Health officials in the U.S. state of Mississippi have declared a public health emergency due to a rise in the infant mortality rate, which has reached a 10-year high. Data from last year shows that for every 1,000 births in the state, 9.7 infants died within their first year of life. Dr. Dan Edney, the state's health officer, announced the public health emergency declaration, which allows the state to mobilize resources more quickly than under normal circumstances. He stated: "Every child's death represents a shattered family, an affected community, and an unclear future." According to state data, 3,527 children in Mississippi have died before reaching their first year of age since 2014. The state has also seen a particularly sharp increase in neonatal mortality, which occurs during the first month of life. Additionally, the infant mortality rate is extremely high among Black families, at 15.2 per 1,000 live births, compared to 5.8 among white families.
Poor outcomes for mothers and children are not new to Mississippi. In the "March of Dimes" 2024 report, which ranks maternal and child health by state, Mississippi received a low rating. The report indicates that Mississippi had the highest infant mortality rates in the country last year, as well as the highest rates of preterm births, when a baby is born before 37 weeks of pregnancy. Preterm birth is linked to an increased risk of many short- and long-term health problems. Among the factors contributing to these poor outcomes are the poor physical health of mothers and a lack of available care for both mothers and children. Dr. Michael Warren, chief medical and health officer for March of Dimes, said in an interview with Time magazine: "Mississippi has always ranked low when it comes to birth outcomes," noting that "it's not alone."
In recent years, infant mortality rates have worsened in 24 U.S. states, including Arkansas and Louisiana. These states were already facing maternal and infant health issues, but external factors are likely making these outcomes worse. In recent years, many rural counties have lost obstetricians or birthing services in hospitals, forcing women to travel longer distances for prenatal and postpartum care. More than half of Mississippi's counties and a third of U.S. counties are considered maternal care deserts, meaning they have no hospitals offering obstetric care, no obstetrician-gynecologists, and no nurses.
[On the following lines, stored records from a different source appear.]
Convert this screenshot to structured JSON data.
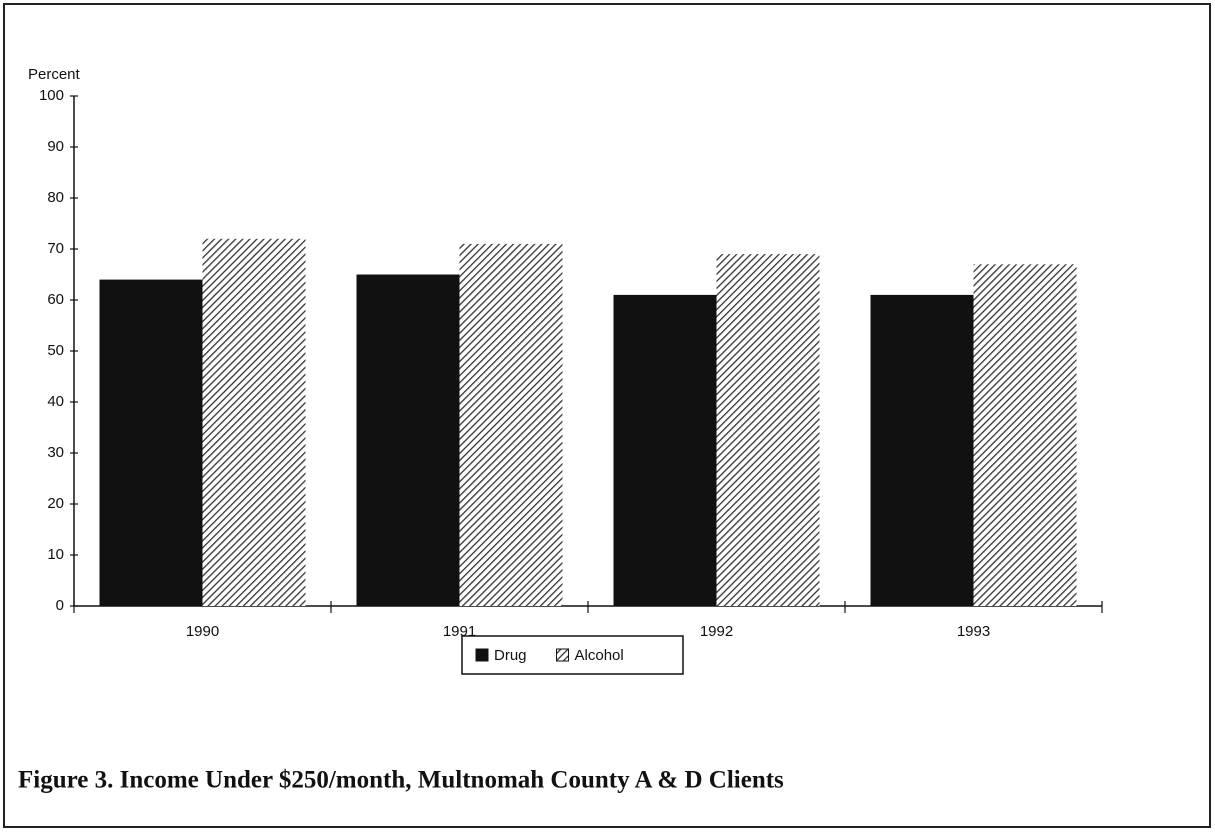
{
  "chart_data": {
    "type": "bar",
    "title": "Figure 3.  Income Under $250/month, Multnomah County A & D Clients",
    "y_label": "Percent",
    "categories": [
      "1990",
      "1991",
      "1992",
      "1993"
    ],
    "series": [
      {
        "name": "Drug",
        "color": "#111111",
        "values": [
          64,
          65,
          61,
          61
        ]
      },
      {
        "name": "Alcohol",
        "color": "#333333",
        "pattern": "hatch",
        "values": [
          72,
          71,
          69,
          67
        ]
      }
    ],
    "ylim": [
      0,
      100
    ],
    "yticks": [
      0,
      10,
      20,
      30,
      40,
      50,
      60,
      70,
      80,
      90,
      100
    ],
    "grid": false,
    "legend": "bottom"
  }
}
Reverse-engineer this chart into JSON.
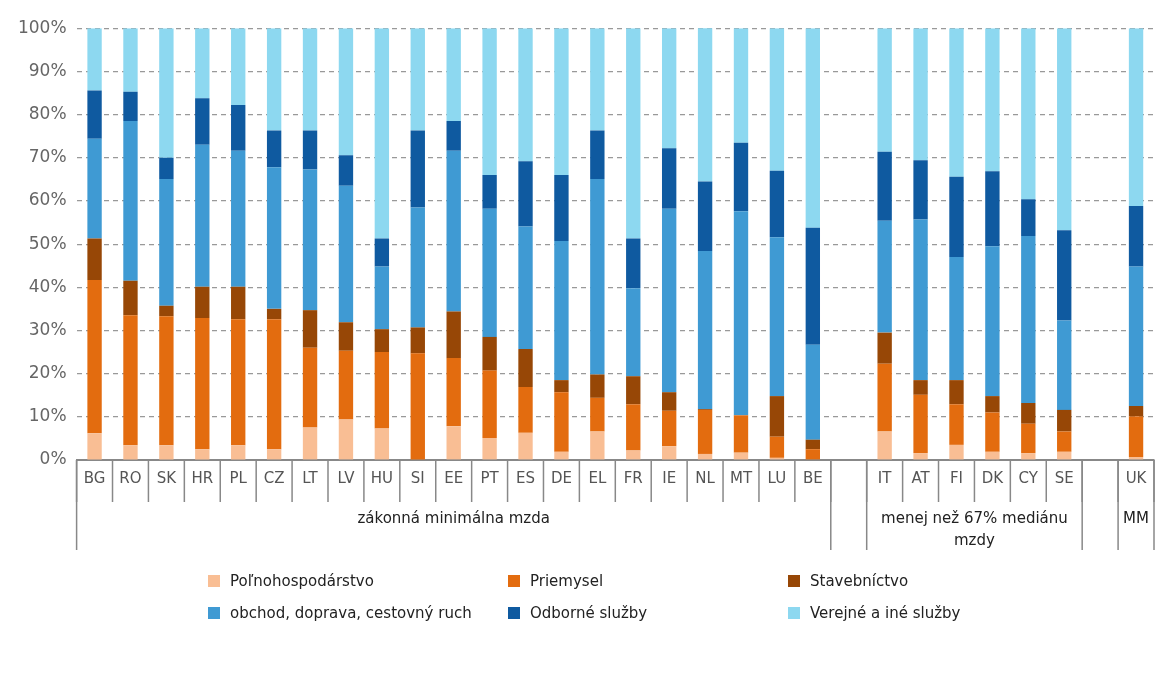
{
  "chart_data": {
    "type": "bar",
    "stacked": true,
    "categories": [
      "BG",
      "RO",
      "SK",
      "HR",
      "PL",
      "CZ",
      "LT",
      "LV",
      "HU",
      "SI",
      "EE",
      "PT",
      "ES",
      "DE",
      "EL",
      "FR",
      "IE",
      "NL",
      "MT",
      "LU",
      "BE",
      null,
      "IT",
      "AT",
      "FI",
      "DK",
      "CY",
      "SE",
      null,
      "UK"
    ],
    "series": [
      {
        "name": "Poľnohospodárstvo",
        "color": "#f9be94",
        "values": [
          6.2,
          3.4,
          3.4,
          2.5,
          3.4,
          2.5,
          7.5,
          9.4,
          7.3,
          0,
          7.8,
          5.1,
          6.3,
          1.9,
          6.6,
          2.2,
          3.2,
          1.4,
          1.7,
          0.5,
          0,
          null,
          6.6,
          1.6,
          3.5,
          1.9,
          1.6,
          1.9,
          null,
          0.7
        ]
      },
      {
        "name": "Priemysel",
        "color": "#e36c0f",
        "values": [
          35.5,
          30.1,
          29.9,
          30.4,
          29.2,
          30.1,
          18.5,
          15.9,
          17.7,
          24.7,
          15.8,
          15.6,
          10.6,
          13.8,
          7.8,
          10.7,
          8.2,
          10.2,
          8.6,
          4.9,
          2.5,
          null,
          15.7,
          13.5,
          9.4,
          9.1,
          6.8,
          4.7,
          null,
          9.4
        ]
      },
      {
        "name": "Stavebníctvo",
        "color": "#974706",
        "values": [
          9.6,
          8.0,
          2.4,
          7.2,
          7.5,
          2.4,
          8.7,
          6.6,
          5.3,
          6.0,
          10.8,
          7.8,
          8.8,
          2.8,
          5.4,
          6.5,
          4.3,
          0.2,
          0.1,
          9.4,
          2.2,
          null,
          7.2,
          3.4,
          5.6,
          3.8,
          4.8,
          5.0,
          null,
          2.4
        ]
      },
      {
        "name": "obchod, doprava, cestovný ruch",
        "color": "#3f9ad3",
        "values": [
          23.1,
          37.0,
          29.4,
          32.9,
          31.5,
          32.8,
          32.6,
          31.6,
          14.5,
          27.8,
          37.2,
          29.7,
          28.4,
          32.2,
          45.3,
          20.4,
          42.5,
          36.6,
          47.2,
          36.8,
          22.0,
          null,
          25.9,
          37.2,
          28.5,
          34.7,
          38.7,
          20.7,
          null,
          32.3
        ]
      },
      {
        "name": "Odborné služby",
        "color": "#0f5aa0",
        "values": [
          11.2,
          6.8,
          4.9,
          10.8,
          10.6,
          8.5,
          9.0,
          7.1,
          6.5,
          17.8,
          6.9,
          7.8,
          15.1,
          15.3,
          11.2,
          11.5,
          14.0,
          16.1,
          15.9,
          15.4,
          27.1,
          null,
          16.0,
          13.7,
          18.6,
          17.4,
          8.5,
          20.9,
          null,
          14.0
        ]
      },
      {
        "name": "Verejné a iné služby",
        "color": "#8dd8f0",
        "values": [
          14.4,
          14.7,
          30.0,
          16.2,
          17.8,
          23.7,
          23.7,
          29.4,
          48.7,
          23.7,
          21.5,
          34.0,
          30.8,
          34.0,
          23.7,
          48.7,
          27.8,
          35.6,
          26.5,
          33.0,
          46.2,
          null,
          28.6,
          30.6,
          34.4,
          33.1,
          39.6,
          46.8,
          null,
          41.2
        ]
      }
    ],
    "ylim": [
      0,
      100
    ],
    "yticks": [
      {
        "value": 0,
        "label": "0%"
      },
      {
        "value": 10,
        "label": "10%"
      },
      {
        "value": 20,
        "label": "20%"
      },
      {
        "value": 30,
        "label": "30%"
      },
      {
        "value": 40,
        "label": "40%"
      },
      {
        "value": 50,
        "label": "50%"
      },
      {
        "value": 60,
        "label": "60%"
      },
      {
        "value": 70,
        "label": "70%"
      },
      {
        "value": 80,
        "label": "80%"
      },
      {
        "value": 90,
        "label": "90%"
      },
      {
        "value": 100,
        "label": "100%"
      }
    ],
    "grid": "y",
    "legend": "bottom",
    "annotations": [
      "zákonná minimálna mzda",
      "menej než 67% mediánu mzdy",
      "MM"
    ]
  }
}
In Mississippi and across the American South, obstetricians-gynecologists are leaving their jobs due to low salaries and compensation, making it difficult to keep clinics operational. The clinics that remain open often face staffing shortages, and healthcare providers can sometimes experience burnout from working around the clock. As a result, women experiencing emergencies during childbirth may not be able to see a doctor in a timely manner. Furthermore, Mississippi and many other Southern states have not expanded Medicaid, meaning women may enter pregnancy in poorer health than if they had greater access to healthcare. If women do not have health insurance, they may not be able to see a doctor regularly to monitor chronic conditions like obesity or diabetes. Dr. Warren explained that one of the key factors leading to higher infant mortality is that many babies are born prematurely, and many preterm births are linked to the mother's health before pregnancy.
In the public health emergency declaration, Mississippi authorities plan to enhance services in areas lacking obstetricians. They plan to increase prenatal care opportunities in some counties and expand the community health worker program.
• 3,527 children in Mississippi died before reaching their first year of age since 2014.